The number and scale of multinational organizations are increasing and the interactions among countries are more frequent. While these changes have increased the need for effective cross-cultural communication, it remains difficult because of cultural and language differences.
GlobalMind is an attempt to automate the analysis of cultural differences. We describe how the multicultural common-sense database can improve cross-cultural communication and how the automated inference modules can analyze the cultural differences based on the database.
Difficulties in Cross-Cultural Communication
In cross-cultural interactions, people should consider and understand each other’s cultural background in order to have successful interactions (Adler & Graham 1989, Herring, 1990). Expected behaviors, signals, and contexts of communication differ by the cultural backgrounds of the speakers. Even small misunderstandings that arise from cultural differences can cause the failure of entire negotiations (Sawyer & Guetzkow, 1965). Condon (1974) emphasized the importance of understanding cultural differences in cross-cultural communication because misunderstandings from cultural differences could not easily be deciphered and corrected. Consideration of cultural contexts in cross-cultural communication is essential to successful interactions.

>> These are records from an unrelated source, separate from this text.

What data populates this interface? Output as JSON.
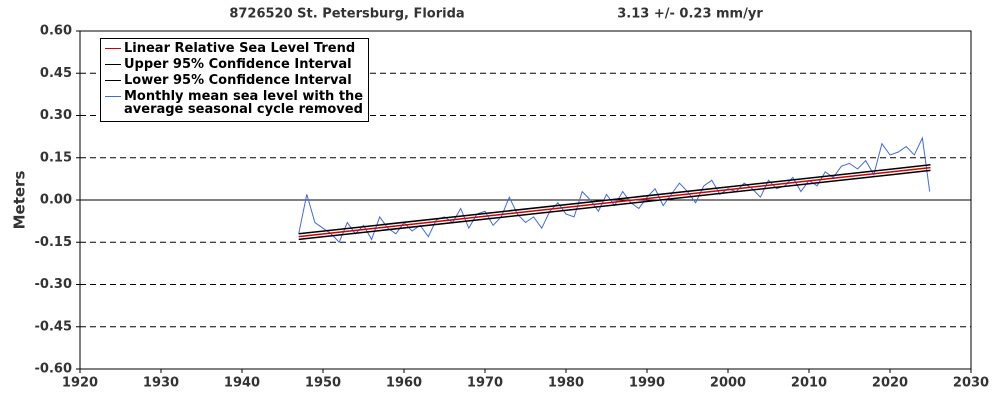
{
  "chart_data": {
    "type": "line",
    "title": "8726520 St. Petersburg, Florida",
    "subtitle": "3.13 +/-  0.23 mm/yr",
    "ylabel": "Meters",
    "xlim": [
      1920,
      2030
    ],
    "ylim": [
      -0.6,
      0.6
    ],
    "xticks": [
      1920,
      1930,
      1940,
      1950,
      1960,
      1970,
      1980,
      1990,
      2000,
      2010,
      2020,
      2030
    ],
    "yticks": [
      {
        "value": -0.6,
        "label": "-0.60"
      },
      -0.45,
      {
        "value": -0.3,
        "label": "-0.30"
      },
      -0.15,
      {
        "value": 0,
        "label": "0.00"
      },
      0.15,
      {
        "value": 0.3,
        "label": "0.30"
      },
      0.45,
      {
        "value": 0.6,
        "label": "0.60"
      }
    ],
    "grid": true,
    "legend": "upper left",
    "series": [
      {
        "name": "Linear Relative Sea Level Trend",
        "color": "#cc0000",
        "x": [
          1947,
          2025
        ],
        "values": [
          -0.13,
          0.115
        ]
      },
      {
        "name": "Upper 95% Confidence Interval",
        "color": "#000000",
        "x": [
          1947,
          2025
        ],
        "values": [
          -0.12,
          0.125
        ]
      },
      {
        "name": "Lower 95% Confidence Interval",
        "color": "#000000",
        "x": [
          1947,
          2025
        ],
        "values": [
          -0.14,
          0.105
        ]
      },
      {
        "name": "Monthly mean sea level with the average seasonal cycle removed",
        "color": "#4169e1",
        "x": [
          1947,
          1948,
          1949,
          1950,
          1951,
          1952,
          1953,
          1954,
          1955,
          1956,
          1957,
          1958,
          1959,
          1960,
          1961,
          1962,
          1963,
          1964,
          1965,
          1966,
          1967,
          1968,
          1969,
          1970,
          1971,
          1972,
          1973,
          1974,
          1975,
          1976,
          1977,
          1978,
          1979,
          1980,
          1981,
          1982,
          1983,
          1984,
          1985,
          1986,
          1987,
          1988,
          1989,
          1990,
          1991,
          1992,
          1993,
          1994,
          1995,
          1996,
          1997,
          1998,
          1999,
          2000,
          2001,
          2002,
          2003,
          2004,
          2005,
          2006,
          2007,
          2008,
          2009,
          2010,
          2011,
          2012,
          2013,
          2014,
          2015,
          2016,
          2017,
          2018,
          2019,
          2020,
          2021,
          2022,
          2023,
          2024,
          2024.9
        ],
        "values": [
          -0.12,
          0.02,
          -0.08,
          -0.1,
          -0.12,
          -0.15,
          -0.08,
          -0.12,
          -0.09,
          -0.14,
          -0.06,
          -0.1,
          -0.12,
          -0.08,
          -0.11,
          -0.09,
          -0.13,
          -0.07,
          -0.06,
          -0.08,
          -0.03,
          -0.1,
          -0.05,
          -0.04,
          -0.09,
          -0.06,
          0.01,
          -0.05,
          -0.08,
          -0.06,
          -0.1,
          -0.04,
          -0.01,
          -0.05,
          -0.06,
          0.03,
          0.0,
          -0.04,
          0.02,
          -0.02,
          0.03,
          -0.01,
          -0.03,
          0.01,
          0.04,
          -0.02,
          0.02,
          0.06,
          0.03,
          -0.01,
          0.05,
          0.07,
          0.02,
          0.04,
          0.03,
          0.06,
          0.04,
          0.01,
          0.07,
          0.04,
          0.05,
          0.08,
          0.03,
          0.07,
          0.05,
          0.1,
          0.08,
          0.12,
          0.13,
          0.11,
          0.14,
          0.09,
          0.2,
          0.16,
          0.17,
          0.19,
          0.16,
          0.22,
          0.03
        ]
      }
    ]
  }
}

Many linguistic problems also have their roots in cross-cultural problems. Language differences have been researched and studied by many people, from linguistic researchers to elementary-school students. Efforts to solve language difference problems with automated mechanisms have resulted in many different approaches to machine translation (Jurasky & Martin, 2000). While the research community has solved many aspects of the linguistic problem, many non-literal translations cannot be properly made without consideration of cultural differences.
There is discussion as to whether an accurate translation between two different cultures is even possible (Scheff, 1987). It remains difficult to make an accurate translation between two cultures; in many cases, a vocabulary or an idiom in one culture is not found in another culture. Even when a similar vocabulary exists, it may not reflect the same experience when the cultural backgrounds are different (Sechrest, Fay, & Zaidi, 1972). Munter (1993) observed that English does not have a word for the Korean word “KI BUN,” which has a similar but different meaning to the English phrase, “inner feelings of a person” or “mood.” The existence or absence of a word in languages is also closely related to the existence or absence of the concept itself in the culture. Although the problem of translation is grounded in language differences, it cannot be solved without cross-cultural understanding.
Some expressions with the same meanings can be used totally differently between cultures. Other expressions with different meanings can be used in the same way in different cultures. For example, Americans often say “sure” in response to “thank you” or “I’m sorry,” while Korean people often say “A NI E YO(no)” in response to thanks or apologies. “Sure” and “no” have almost opposite meanings, but in this situation, they are used for the same speech act.
Thus, consideration of cultural contexts in cross-cultural communication is essential to successful interactions both in behavioral and verbal communication. However, to our knowledge, no previous work has seriously considered a systematic method to automate analysis of cultural differences.